アルフレッド・ニューマン
September 14, 2004
あるときはジェリー・ゴールドスミス、あるときはバーナード・ハーマン、そしてときどきはマックス・スタイナー(またはエーリッヒ・ウォルフガング・コルンゴルト)……そのときどきの気分によってコロコロ変わる「(俺にとっての)ハリウッド最高の映画音楽家」ですが……いまはアルフレッド・ニューマンにハマってます。
いや、ホントに素晴らしい。
『偉大な生涯の物語』(俺が持っているのはRyko盤)……これ買ったときに一通り聴いてそのままにしてたんだけど、久しぶりに聴いてみたら、スゴイのなんのって。
ガチャガチャうるさいばかりのMV系が主流になっているご時勢ですから、いまの若いもんには、キリストの生涯を描いた辛気くさい映画のサントラ(しかも3枚組)なんて相手にしてもらえないだろうけど。
なが〜い目でみるとこういう音楽のほうが後世に残るんじゃないのかな。作曲家の気迫っていうか意地っていうか、ビンビンに伝わってきます。
現代作曲家を代表して、イエスの生涯を(未来永劫に)音楽で残そうとしている。この仕事を担当することの栄誉、誇りを背負って作曲したに違いない(と思わせる)充実した内容です。生涯に作曲した255本の映画の中の1本、今度はイエスの伝記ですか、ホイホイ……なんて軽いノリで書いたスコアでは、ない。
量産されるハリウッド大作の1本としてではなく、J・S・バッハの「マタイ受難曲」や「ヨハネ受難曲」を目指して(それらに匹敵するカンタータにするべく)この仕事に取り組んだに違いない……そんな気迫に圧倒される1作であります。
でも正直CD3枚は長いです。
続けて『西部開拓史』も聴いたけど、こちらも2枚組(Rhino盤)。
メイン・テーマの「I'm Bound for the Promised Land」は、『大空港』の「メインタイトル」と並ぶ名旋律で、開拓一家に歌い継がれていく「A Home in the Meadow 牧場の我が家」と共に、この2曲で映画全体を牽引。随所に民謡風の唄を散りばめているので退屈はしないけど(「When Johnny Comes Marching Home ジョニーが凱旋する時」も入ってますぜ)……やはり長い。
映画未使用のPlayback VersionとかAlternate Versionとか、オマケが10曲も付いていて、全部で2時間15分。
先の『偉大な生涯の物語』も約2時間15分。
併せて4時間30分。
そんな長時間、音楽に集中できる人なんて、そういないでしょう。
アルフレッド・ニューマン入門編としては、チャールズ・ゲルハルト指揮ナショナル・フィルの『Captain From Castille / Classic Film Scores of Alfred Newman』という極上のカバー演奏盤がRCAから出ていましたが、残念ながら現在廃盤。

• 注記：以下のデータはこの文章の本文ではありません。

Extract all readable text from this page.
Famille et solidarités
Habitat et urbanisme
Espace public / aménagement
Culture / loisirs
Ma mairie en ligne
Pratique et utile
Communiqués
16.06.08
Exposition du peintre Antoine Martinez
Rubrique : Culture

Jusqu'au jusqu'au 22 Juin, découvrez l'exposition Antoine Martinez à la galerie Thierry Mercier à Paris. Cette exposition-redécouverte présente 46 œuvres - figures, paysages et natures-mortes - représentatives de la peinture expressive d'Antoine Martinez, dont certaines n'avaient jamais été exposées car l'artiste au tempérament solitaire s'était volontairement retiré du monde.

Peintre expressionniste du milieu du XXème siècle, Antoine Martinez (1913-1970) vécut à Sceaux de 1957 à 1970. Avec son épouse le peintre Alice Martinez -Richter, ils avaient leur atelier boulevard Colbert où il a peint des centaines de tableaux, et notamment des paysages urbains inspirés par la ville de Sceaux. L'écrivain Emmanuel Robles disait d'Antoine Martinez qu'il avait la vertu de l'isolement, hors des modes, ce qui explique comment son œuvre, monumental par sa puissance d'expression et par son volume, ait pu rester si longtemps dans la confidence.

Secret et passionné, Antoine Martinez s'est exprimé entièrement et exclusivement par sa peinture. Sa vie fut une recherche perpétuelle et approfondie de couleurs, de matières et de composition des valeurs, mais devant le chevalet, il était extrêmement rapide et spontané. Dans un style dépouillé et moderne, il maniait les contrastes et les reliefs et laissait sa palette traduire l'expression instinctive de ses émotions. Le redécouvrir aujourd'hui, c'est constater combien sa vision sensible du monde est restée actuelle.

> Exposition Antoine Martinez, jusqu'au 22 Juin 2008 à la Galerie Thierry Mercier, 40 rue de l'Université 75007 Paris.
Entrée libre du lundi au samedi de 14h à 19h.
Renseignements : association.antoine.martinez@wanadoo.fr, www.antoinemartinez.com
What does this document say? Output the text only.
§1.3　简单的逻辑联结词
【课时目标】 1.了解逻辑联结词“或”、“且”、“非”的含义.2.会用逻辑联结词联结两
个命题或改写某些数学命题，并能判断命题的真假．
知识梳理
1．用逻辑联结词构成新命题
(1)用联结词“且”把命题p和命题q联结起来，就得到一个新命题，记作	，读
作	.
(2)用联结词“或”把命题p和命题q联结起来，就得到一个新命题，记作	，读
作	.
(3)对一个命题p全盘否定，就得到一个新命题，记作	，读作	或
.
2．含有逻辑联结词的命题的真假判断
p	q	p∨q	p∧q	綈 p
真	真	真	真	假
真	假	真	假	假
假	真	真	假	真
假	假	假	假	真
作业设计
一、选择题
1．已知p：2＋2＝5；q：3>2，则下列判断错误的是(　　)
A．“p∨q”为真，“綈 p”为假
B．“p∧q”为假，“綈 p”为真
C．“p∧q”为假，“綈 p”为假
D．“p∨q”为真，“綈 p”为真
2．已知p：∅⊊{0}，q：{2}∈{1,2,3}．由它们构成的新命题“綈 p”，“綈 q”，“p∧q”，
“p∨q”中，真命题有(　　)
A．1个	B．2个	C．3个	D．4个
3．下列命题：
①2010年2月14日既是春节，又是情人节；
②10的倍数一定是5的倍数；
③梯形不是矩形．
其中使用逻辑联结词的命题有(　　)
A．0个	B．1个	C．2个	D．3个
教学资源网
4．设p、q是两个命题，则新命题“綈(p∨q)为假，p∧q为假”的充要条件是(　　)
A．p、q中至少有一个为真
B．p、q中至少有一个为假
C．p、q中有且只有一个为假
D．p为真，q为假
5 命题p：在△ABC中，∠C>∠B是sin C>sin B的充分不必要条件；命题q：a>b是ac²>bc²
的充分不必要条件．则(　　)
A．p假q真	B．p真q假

現在入手が容易なコンピ盤としては、当サイトではお馴染みのSilva Screenから『Man of Galilee: The Essential Alfred Newman Film Music Collection』が出ています。
2本のキリスト関連映画『偉大な生涯の物語』と『聖衣』を元に、新たに編纂されたシンフォニック・カンタータ「Man of Galilee」(6曲:約31分)、『西部開拓史』組曲(5曲:約26分……但し「A Home in the Meadow」が網羅されていない)、他に『アンネの日記』組曲(4曲:約13分)とか……珍しいところでは『王国の鍵』序曲、『剃刀の刃』組曲など。
ま、興味のある方は聴いてみてください。